2. Change PR_snprintf to match XPG4, older glibc, et al. This is perhaps a less
risky option, though we would need to review callers to verify again that they
can cope acceptably with (PRUint32)-1 returns.
3. Do nothing and close this bug WONTFIX (after updating the documentation and
test suite to test for the current implementation).

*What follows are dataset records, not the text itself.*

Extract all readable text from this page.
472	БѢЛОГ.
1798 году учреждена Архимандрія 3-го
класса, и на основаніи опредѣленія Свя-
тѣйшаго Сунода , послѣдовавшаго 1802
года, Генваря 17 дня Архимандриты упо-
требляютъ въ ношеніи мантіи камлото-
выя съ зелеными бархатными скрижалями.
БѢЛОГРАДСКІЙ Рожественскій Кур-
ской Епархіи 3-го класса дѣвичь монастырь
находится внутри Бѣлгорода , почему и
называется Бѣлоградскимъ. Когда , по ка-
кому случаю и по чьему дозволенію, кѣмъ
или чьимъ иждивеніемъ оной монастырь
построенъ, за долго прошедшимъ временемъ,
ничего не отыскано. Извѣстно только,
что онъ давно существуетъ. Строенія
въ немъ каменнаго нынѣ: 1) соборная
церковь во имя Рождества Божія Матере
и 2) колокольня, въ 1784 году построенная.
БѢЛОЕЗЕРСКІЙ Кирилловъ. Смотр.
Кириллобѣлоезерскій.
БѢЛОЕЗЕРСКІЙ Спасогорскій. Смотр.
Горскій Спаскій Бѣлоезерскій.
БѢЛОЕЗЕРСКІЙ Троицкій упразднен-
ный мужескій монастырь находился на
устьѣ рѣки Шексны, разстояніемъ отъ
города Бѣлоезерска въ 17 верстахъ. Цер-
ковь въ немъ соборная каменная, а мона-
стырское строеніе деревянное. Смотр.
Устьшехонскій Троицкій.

This might well be the best
option, but if we choose to provide a function called PR_snprintf that doesn't
really behave like any existing snprintf implementation, we had better improve
the documentation significantly.
just as a note: if anyone changes the failure behavior of PR_snprintf, please
see bug 244478 (either the patch will need updating; or the consumer, if it's
been checked in).
> just as a note: if anyone changes the failure behavior of PR_snprintf, please
> see bug 244478 (either the patch will need updating; or the consumer, if it's
> been checked in).

this comment is evidence that changing the binary behavior of PR_snprintf is
going to lead to ABI incompatibilities.  we should be very careful.  i'd
recommend a new NSPR entry point over changing the current NSPR ABI.  backwards
compatibility is very important.  we cannot fix all consumers of NSPR :-(

we should of course fix the documentation for PR_snprintf to be accurate ;-)
we could use #ifdef to optionally map PR_snprintf to a better version, but the
PR_snprintf symbol in the resulting DSO should remain unchanged.
if we use #ifdef, source compatibility would still be broken; is that a concern?
> if we use #ifdef, source compatibility would still be broken; is that a concern?

source compat is less of a concern because people can opt into the new form of
the method or vice versa (whatever we decide).  ideally we'd make new code use
the new PR_snprintf symbol, but then we have to make sure that anyone compiling
against this new function understands the API change.  hmm... that could of
course be a problem :(
Comment on attachment 146868 [details] [diff] [review]
Update PR_snprintf to ISO C99, v2

removing sr request since 1) r=wtc is sufficient for NSPR, and 2) no point
asking for sr= without r= close in hand.
Attachment #146868 - Flags: superreview?(darin)
Unassigning, since I'm not going to have any time to work on this in the
immediate future.

From what I can see, we should:
1. Take attachment 146868 [details] [diff] [review] as a base.
2. Rename the existing PR_snprintf function to PR_snprintfC99, and create a new
PR_snprintf that is a wrapper for PR_snprintfC99, with different return values
(PRUint32 vs int, n-1 for truncation, (PRUint32)-1 for error).
3. Add an #ifdef in nsprpub/pr/include/prprf.h that conditionally #defines
PR_snprintf as PR_snprintfC99. I'd recommend that we also note that the #ifdef
will become default in NSPR 4.0 (though both entry points would remain).
Assignee: malcolm-bmo → wchang0222
Status: ASSIGNED → NEW
Comment on attachment 146868 [details] [diff] [review]
Update PR_snprintf to ISO C99, v2

Also marking this patch obsolete and clearing review request, since it's clear
that this won't be going in as-is.
Attachment #146868 - Attachment is obsolete: true
Attachment #146868 - Flags: review?(wchang0222)
Another place where detecting overflow is essential is when trying to use fixed
size buffers as much as possible to avoid malloc, but needing to use a
non-truncated final value e.g.

char fixbuf[BUFSIZ];
char *buf = fixbuf;

if (PR_snprintf(buf, sizeof(fixbuf), "%s/%s/%s", foo, bar, baz) == (PRUint32)-1) {
   buf = PR_smprintf("%s/%s/%s", foo, bar, baz);
}
.... use buf ....
if (buf != fixbuf) {
   PR_smprintf_free(buf);
}

In this case, it doesn't matter if PR_snprintf returns the length as long as it
returns some value indicating overflow.
QA Contact: wtchang → nspr
Flags: wanted1.9.0.x?
OS: Linux → All
Hardware: PC → All
Flags: wanted1.9.0.x? → wanted1.9.0.x-
Severity: normal → S3

The bug assignee is inactive on Bugzilla, so the assignee is being reset.